Other ways to show a positive attitude have more to do with your behavior, such as suppressing anger, wearing a friendlier countenance, making an attempt to be more outgoing, and (this is tough) not showing your desperation.

One of my customers comes across as angry. He always mentions how long he’s been out of work when asked to talk about himself, a no-no when asked to explain the value you present to employers. (This also applies to your presence on LinkedIn.)

Be dedicated to your job search, but don’t burn out

If you’re going to demand the time it takes to conduct your job search, you have to show your loved ones that you are serious about your job search; not rising late, lounging in you pajamas, watching Ellen, going out with the buds at night, etc.

How can you rightfully deny those around you who need your assistance when they don’t see any effort from you? You can’t. They don’t see any dedication in the job search from you, so naturally they’ll want you to pull your weight in other ways.

I ask my customers how many hours they worked a week when employed. Most of them report more than 40 hours. I then ask them if they need to dedicate this much time to their job search–to which they say yes.

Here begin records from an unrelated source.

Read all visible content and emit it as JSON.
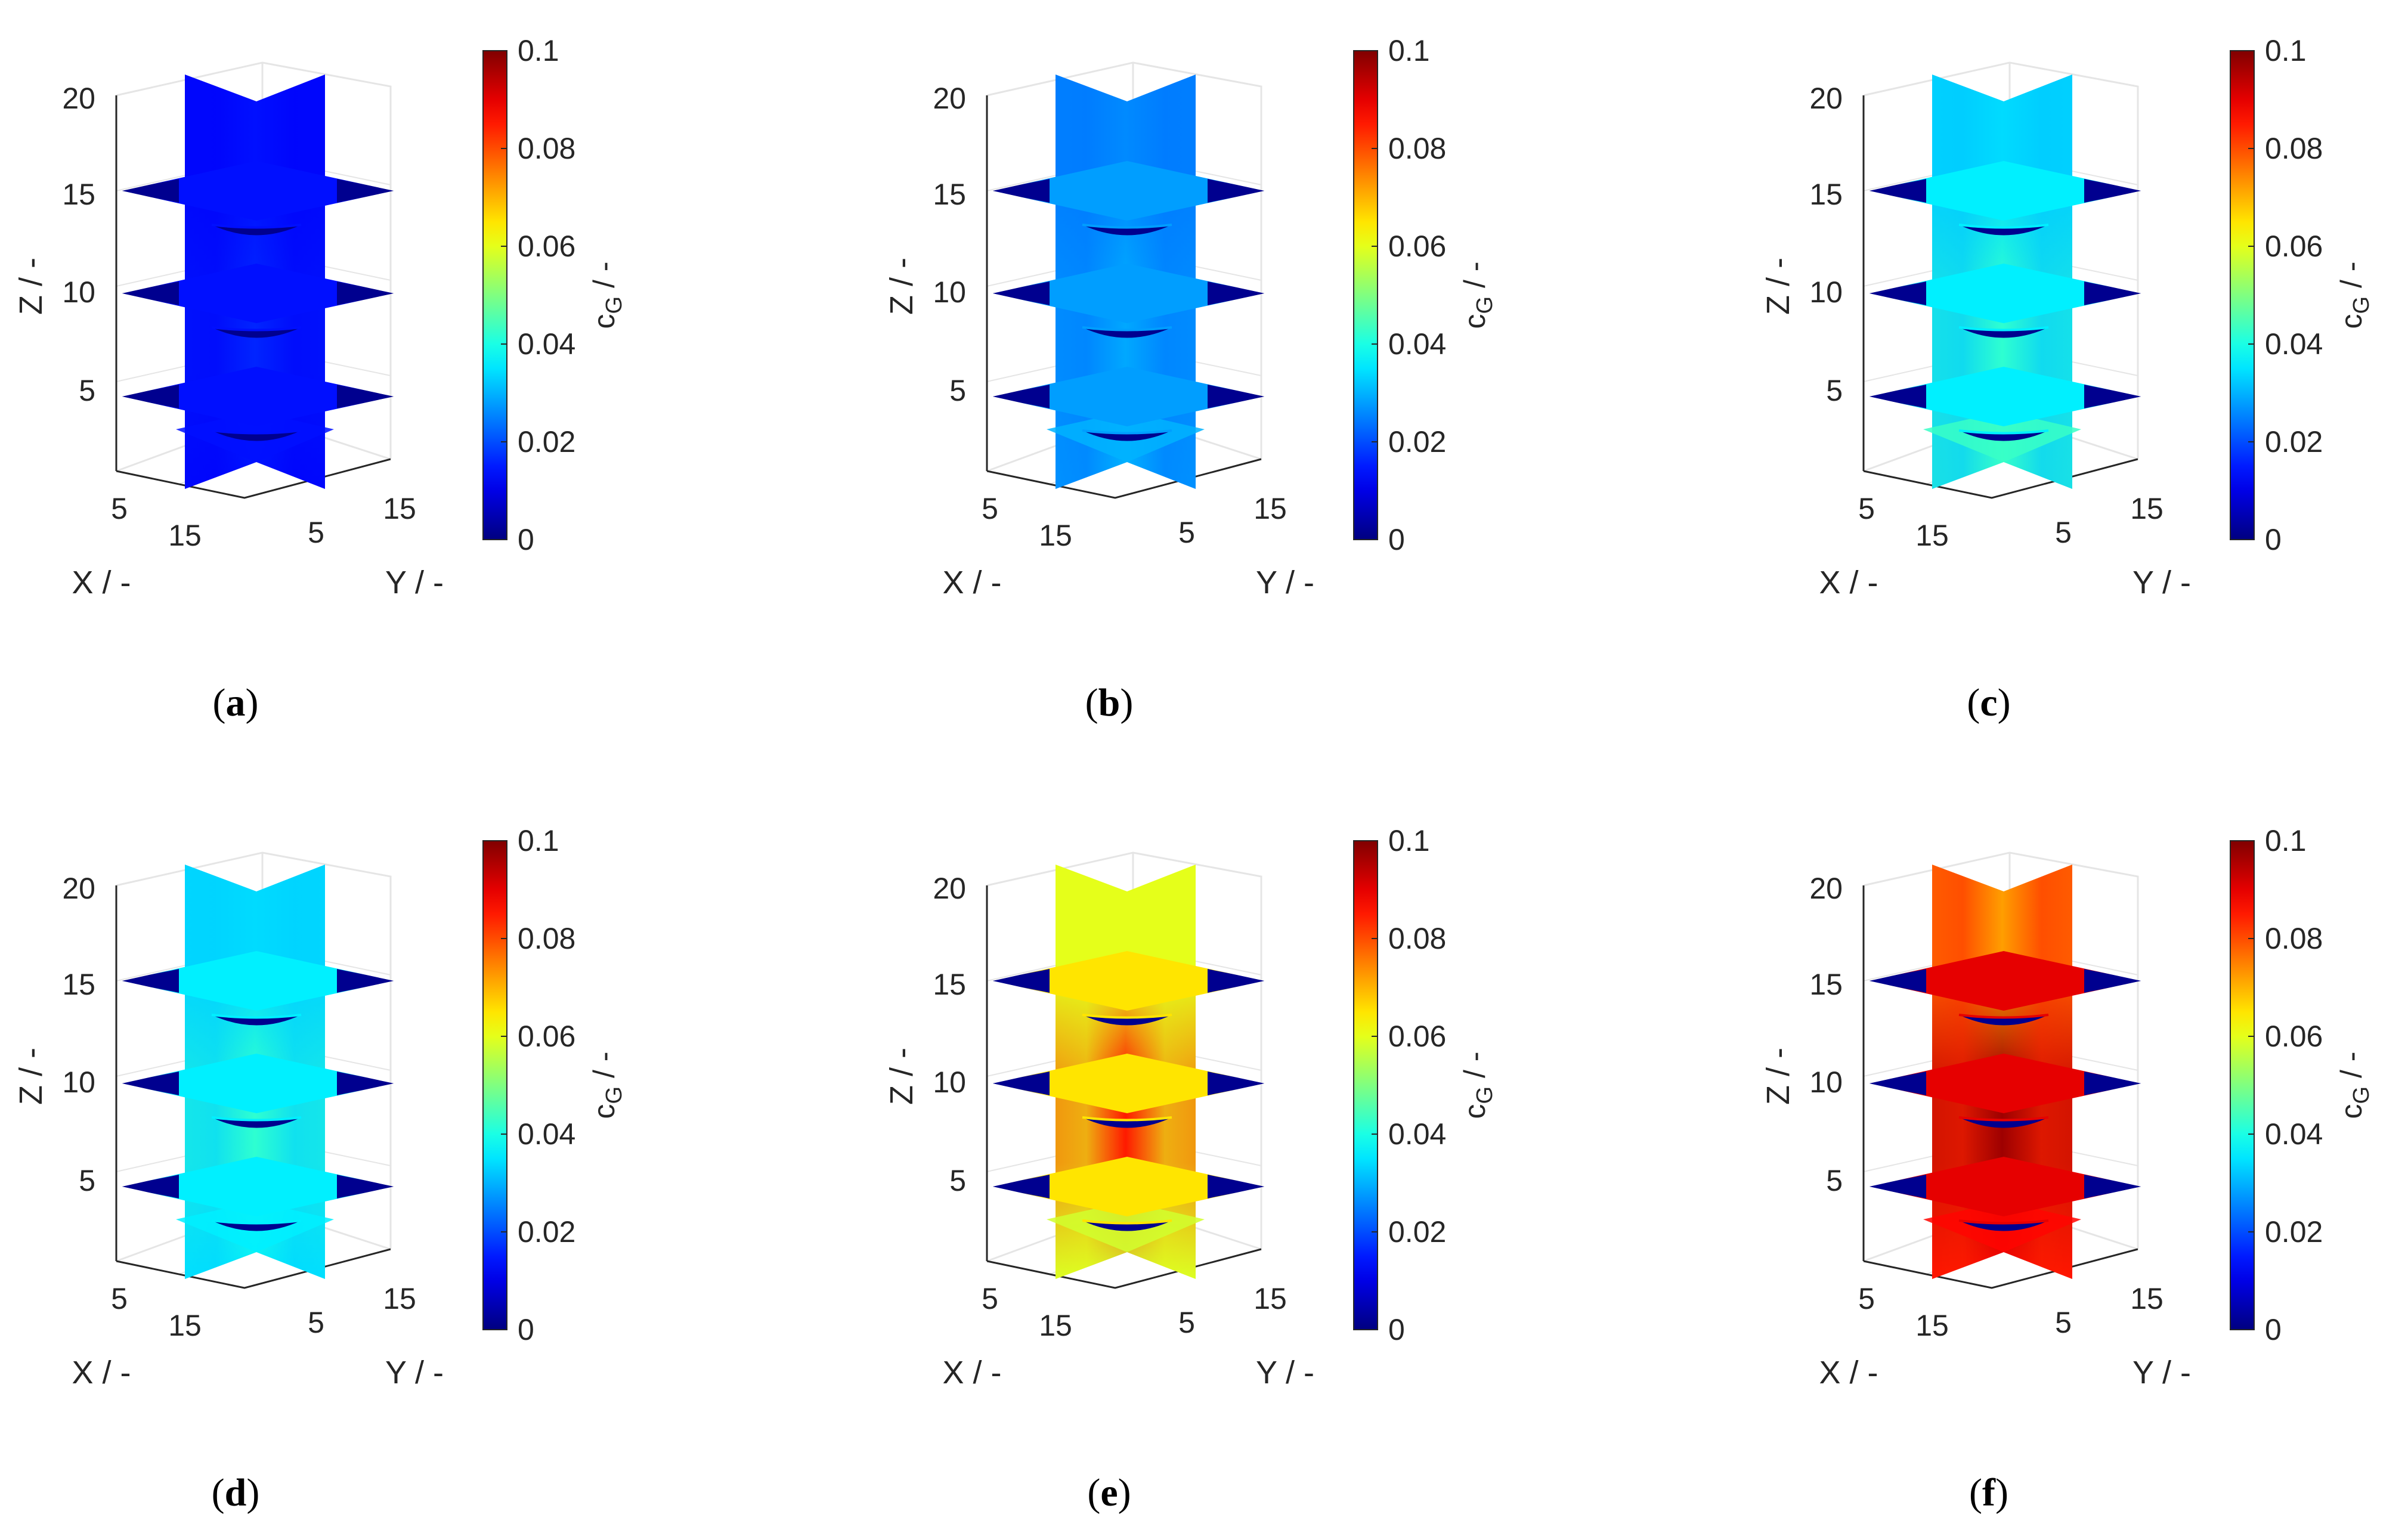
{
  "figure": {
    "panel_labels": [
      "(a)",
      "(b)",
      "(c)",
      "(d)",
      "(e)",
      "(f)"
    ]
  },
  "colors": {
    "colormap": "jet",
    "void": "#00008f",
    "axis": "#262626",
    "grid": "#e5e5e5"
  },
  "chart_data": [
    {
      "type": "heatmap",
      "panel": "(a)",
      "xlabel": "X / -",
      "ylabel": "Y / -",
      "zlabel": "Z / -",
      "x_ticks": [
        "5",
        "15"
      ],
      "y_ticks": [
        "5",
        "15"
      ],
      "z_ticks": [
        "5",
        "10",
        "15",
        "20"
      ],
      "colorbar": {
        "label": "cG / -",
        "label_main": "c",
        "label_sub": "G",
        "label_tail": " / -",
        "range": [
          0,
          0.1
        ],
        "ticks": [
          "0",
          "0.02",
          "0.04",
          "0.06",
          "0.08",
          "0.1"
        ]
      },
      "field": {
        "base": 0.014,
        "center": 0.016,
        "top": 0.014,
        "edge": 0.012,
        "shelf_inner": 0.014
      }
    },
    {
      "type": "heatmap",
      "panel": "(b)",
      "xlabel": "X / -",
      "ylabel": "Y / -",
      "zlabel": "Z / -",
      "x_ticks": [
        "5",
        "15"
      ],
      "y_ticks": [
        "5",
        "15"
      ],
      "z_ticks": [
        "5",
        "10",
        "15",
        "20"
      ],
      "colorbar": {
        "label": "cG / -",
        "label_main": "c",
        "label_sub": "G",
        "label_tail": " / -",
        "range": [
          0,
          0.1
        ],
        "ticks": [
          "0",
          "0.02",
          "0.04",
          "0.06",
          "0.08",
          "0.1"
        ]
      },
      "field": {
        "base": 0.03,
        "center": 0.029,
        "top": 0.026,
        "edge": 0.024,
        "shelf_inner": 0.028
      }
    },
    {
      "type": "heatmap",
      "panel": "(c)",
      "xlabel": "X / -",
      "ylabel": "Y / -",
      "zlabel": "Z / -",
      "x_ticks": [
        "5",
        "15"
      ],
      "y_ticks": [
        "5",
        "15"
      ],
      "z_ticks": [
        "5",
        "10",
        "15",
        "20"
      ],
      "colorbar": {
        "label": "cG / -",
        "label_main": "c",
        "label_sub": "G",
        "label_tail": " / -",
        "range": [
          0,
          0.1
        ],
        "ticks": [
          "0",
          "0.02",
          "0.04",
          "0.06",
          "0.08",
          "0.1"
        ]
      },
      "field": {
        "base": 0.043,
        "center": 0.042,
        "top": 0.034,
        "edge": 0.032,
        "shelf_inner": 0.036
      }
    },
    {
      "type": "heatmap",
      "panel": "(d)",
      "xlabel": "X / -",
      "ylabel": "Y / -",
      "zlabel": "Z / -",
      "x_ticks": [
        "5",
        "15"
      ],
      "y_ticks": [
        "5",
        "15"
      ],
      "z_ticks": [
        "5",
        "10",
        "15",
        "20"
      ],
      "colorbar": {
        "label": "cG / -",
        "label_main": "c",
        "label_sub": "G",
        "label_tail": " / -",
        "range": [
          0,
          0.1
        ],
        "ticks": [
          "0",
          "0.02",
          "0.04",
          "0.06",
          "0.08",
          "0.1"
        ]
      },
      "field": {
        "base": 0.036,
        "center": 0.042,
        "top": 0.034,
        "edge": 0.033,
        "shelf_inner": 0.036
      }
    },
    {
      "type": "heatmap",
      "panel": "(e)",
      "xlabel": "X / -",
      "ylabel": "Y / -",
      "zlabel": "Z / -",
      "x_ticks": [
        "5",
        "15"
      ],
      "y_ticks": [
        "5",
        "15"
      ],
      "z_ticks": [
        "5",
        "10",
        "15",
        "20"
      ],
      "colorbar": {
        "label": "cG / -",
        "label_main": "c",
        "label_sub": "G",
        "label_tail": " / -",
        "range": [
          0,
          0.1
        ],
        "ticks": [
          "0",
          "0.02",
          "0.04",
          "0.06",
          "0.08",
          "0.1"
        ]
      },
      "field": {
        "base": 0.058,
        "center": 0.085,
        "top": 0.06,
        "edge": 0.06,
        "shelf_inner": 0.065
      }
    },
    {
      "type": "heatmap",
      "panel": "(f)",
      "xlabel": "X / -",
      "ylabel": "Y / -",
      "zlabel": "Z / -",
      "x_ticks": [
        "5",
        "15"
      ],
      "y_ticks": [
        "5",
        "15"
      ],
      "z_ticks": [
        "5",
        "10",
        "15",
        "20"
      ],
      "colorbar": {
        "label": "cG / -",
        "label_main": "c",
        "label_sub": "G",
        "label_tail": " / -",
        "range": [
          0,
          0.1
        ],
        "ticks": [
          "0",
          "0.02",
          "0.04",
          "0.06",
          "0.08",
          "0.1"
        ]
      },
      "field": {
        "base": 0.087,
        "center": 0.097,
        "top": 0.072,
        "edge": 0.084,
        "shelf_inner": 0.09
      }
    }
  ]
}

To their surprise, I disagree with them. Twenty-five to 30 hours a week is plenty, I tell them. Any more than this may lead to burn out. I say look smarter, not harder. But looking smarter requires a well thought-out plan.

Have a plan 

The best way to strive toward a goal is by creating a Career Action Plan (CAP) and following it as closely as you can. Sure there will be times when you slip and miss a date or change your plan around. This should not discourage you and cause you to abandon your plan. Your plan may look similar to this:

  1. Early-morning: take a walk or go to the gym, then eat breakfast.
  2. Mid-morning: attend a networking group, or go to workshops at your local career center.
  3. Noon: gather with some networking buddies for lunch (you can write these lunches off).
  4. Mid-afternoon: Volunteer at an organization where you’re utilizing your skills and learning new ones.
  5. Evening: eat dinner with family or friends.
  6. Early-evening: use LinkedIn to connect with more people.

Note: Your activities will vary from day to day, and you may include other activities, such as meeting with recruiters or using job boards or going door-to-door and dropping off a résumé (yes, this works); but the outline is similar.

When you show those around you your CAP they’ll realize you’re serious about your job search and will most likely encourage you to follow through with your objectives. Keep them updated during your week to show them your progress, or post it on the refrigerator. Most importantly you’ll feel better about your job search, especially if you’re meeting the majority of your objectives.

Back to my client

Being selfish…I mean demanding time for their job search…is difficult for some folks, who feel the need to be of help to others before helping themselves. But it’s a necessary component of a successful job search . Of course I stress to my workshop attendees the importance of supporting those around them when they have spare time…but only when they have spare time.